If you don't have an auto incrementing id (e.g. most distributed data stores), then things are a bit more complicated:
- Instead of finding comments that occurred before the date, find comments that occurred at or before that date. Then, make sure you filter out duplicate comments before displaying them to the user.
- Pass additional state that you can use to ignore the comments the user has already seen (maybe the ids of any returned comments with that date).
The first option is probably the most straightforward, even though it requires that a fair amount of duplicate data flies over the wire.
That's great, but what about this?
Yeah. There's also there's this frequently seen control:
[<<] [<]  2  ... [>] [>>]
How do you jump to a page if you're paginating with a stable offset like the comment date? You don't.
Before I go any further, answer this: How frequently do your users actually jump to a specific page other than next/prev/first/last?
I'd challenge you to avoid a design where the user needs to jump to arbitrary pages. There's plenty of other methods that allow a user to more effectively seek to the content they want (filtering being the most common approach).
However, this raises some other interesting questions, doesn't it?
Skip to the end!
With this world of pagination, how do I let the user skip to the end? Ack! Pagination is hard.
Well, if you have to support skipping to the end of a list, one possibilty: Flip your sort order around and get the first 10 items from the other direction. Not so bad!
Similarly, how do you let the user go back a page? Ack! Pagination is really hard.
Thankfully, you can adapt the approach for getting the last page to this case. After all, it's just a regular list that you happen to be sorting a different way: Take the date of the item at the top of the list that the user is looking at, and get the page of items before it! Neat!
Make sure this is right for you, though. Some situations arise where you can't easily reverse the order, and then you need to figure out more novel approaches (binary search! chunking! who knows?!?).

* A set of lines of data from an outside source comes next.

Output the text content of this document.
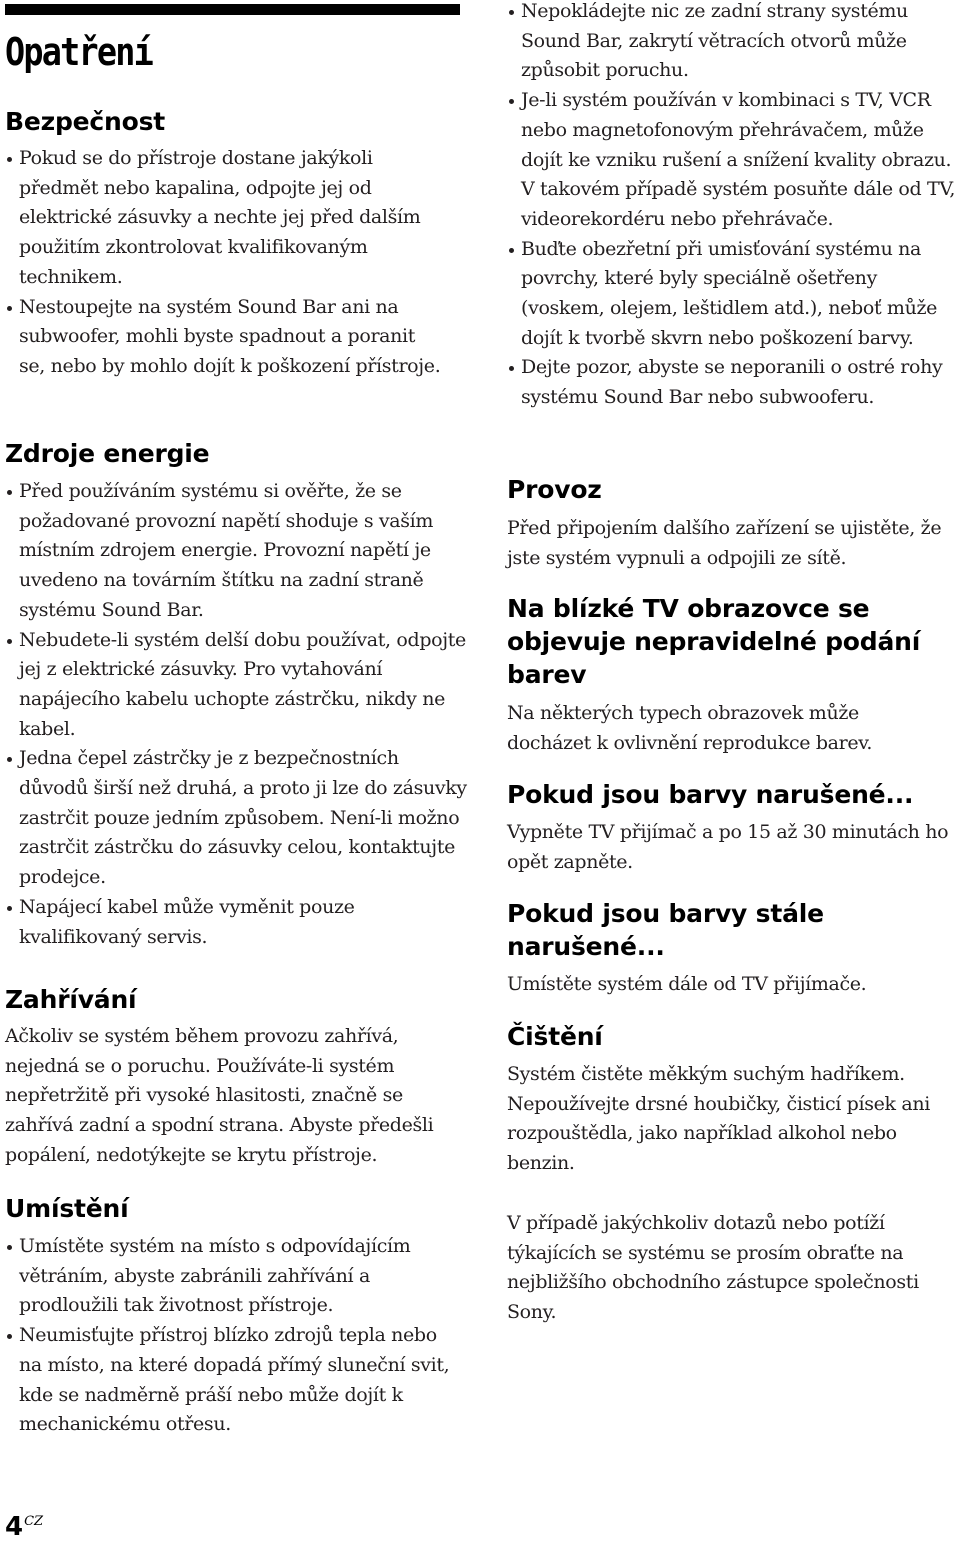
Opatření
Bezpečnost
Pokud se do přístroje dostane jakýkoli předmět nebo kapalina, odpojte jej od elektrické zásuvky a nechte jej před dalším použitím zkontrolovat kvalifikovaným technikem.
Nestoupejte na systém Sound Bar ani na subwoofer, mohli byste spadnout a poranit se, nebo by mohlo dojít k poškození přístroje.
Zdroje energie
Před používáním systému si ověřte, že se požadované provozní napětí shoduje s vaším místním zdrojem energie. Provozní napětí je uvedeno na továrním štítku na zadní straně systému Sound Bar.
Nebudete-li systém delší dobu používat, odpojte jej z elektrické zásuvky. Pro vytahování napájecího kabelu uchopte zástrčku, nikdy ne kabel.
Jedna čepel zástrčky je z bezpečnostních důvodů širší než druhá, a proto ji lze do zásuvky zastrčit pouze jedním způsobem. Není-li možno zastrčit zástrčku do zásuvky celou, kontaktujte prodejce.
Napájecí kabel může vyměnit pouze kvalifikovaný servis.
Zahřívání

Ačkoliv se systém během provozu zahřívá, nejedná se o poruchu. Používáte-li systém nepřetržitě při vysoké hlasitosti, značně se zahřívá zadní a spodní strana. Abyste předešli popálení, nedotýkejte se krytu přístroje.

Umístění
Umístěte systém na místo s odpovídajícím větráním, abyste zabránili zahřívání a prodloužili tak životnost přístroje.
Neumisťujte přístroj blízko zdrojů tepla nebo na místo, na které dopadá přímý sluneční svit, kde se nadměrně práší nebo může dojít k mechanickému otřesu.
Nepokládejte nic ze zadní strany systému Sound Bar, zakrytí větracích otvorů může způsobit poruchu.
Je-li systém používán v kombinaci s TV, VCR nebo magnetofonovým přehrávačem, může dojít ke vzniku rušení a snížení kvality obrazu. V takovém případě systém posuňte dále od TV, videorekordéru nebo přehrávače.
Buďte obezřetní při umisťování systému na povrchy, které byly speciálně ošetřeny (voskem, olejem, leštidlem atd.), neboť může dojít k tvorbě skvrn nebo poškození barvy.
Dejte pozor, abyste se neporanili o ostré rohy systému Sound Bar nebo subwooferu.
Provoz

Před připojením dalšího zařízení se ujistěte, že jste systém vypnuli a odpojili ze sítě.

Na blízké TV obrazovce se objevuje nepravidelné podání barev

Na některých typech obrazovek může docházet k ovlivnění reprodukce barev.

Pokud jsou barvy narušené...

Vypněte TV přijímač a po 15 až 30 minutách ho opět zapněte.

Pokud jsou barvy stále narušené...

Umístěte systém dále od TV přijímače.

Čištění

Systém čistěte měkkým suchým hadříkem. Nepoužívejte drsné houbičky, čisticí písek ani rozpouštědla, jako například alkohol nebo benzin.

V případě jakýchkoliv dotazů nebo potíží týkajících se systému se prosím obraťte na nejbližšího obchodního zástupce společnosti Sony.

$4^{CZ}$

Stable pagination is not a silver bullet. Consider sites like Reddit and Hacker News. Their pagination is inherently unstable: items are sorted by a volatile ranking, frequently moving up and down the list over time. How do they deal with it? They don't.
Both sites frequently showcases how bad it can look by showing duplicate items as you advance pages. It's not all that bad, because neither site subscribes to the infinite scrolling crowd (yet?).
However, there are plenty of client apps out there that present both Reddit and Hacker News as an infinite scrolling feed; and some of them just show duplicate items stacked on top of each other as you scroll down. Amateur hour! All they need to do to fix that half of the problem is to ignore duplicate items when appending the next page.
There's still the possibility of completely hiding items from you as they fall down in ranking. That's more difficult to solve; the most straightforward route would be to return the full list down to the user's position each time, but that's crazy! It's probably best to just ignore that case.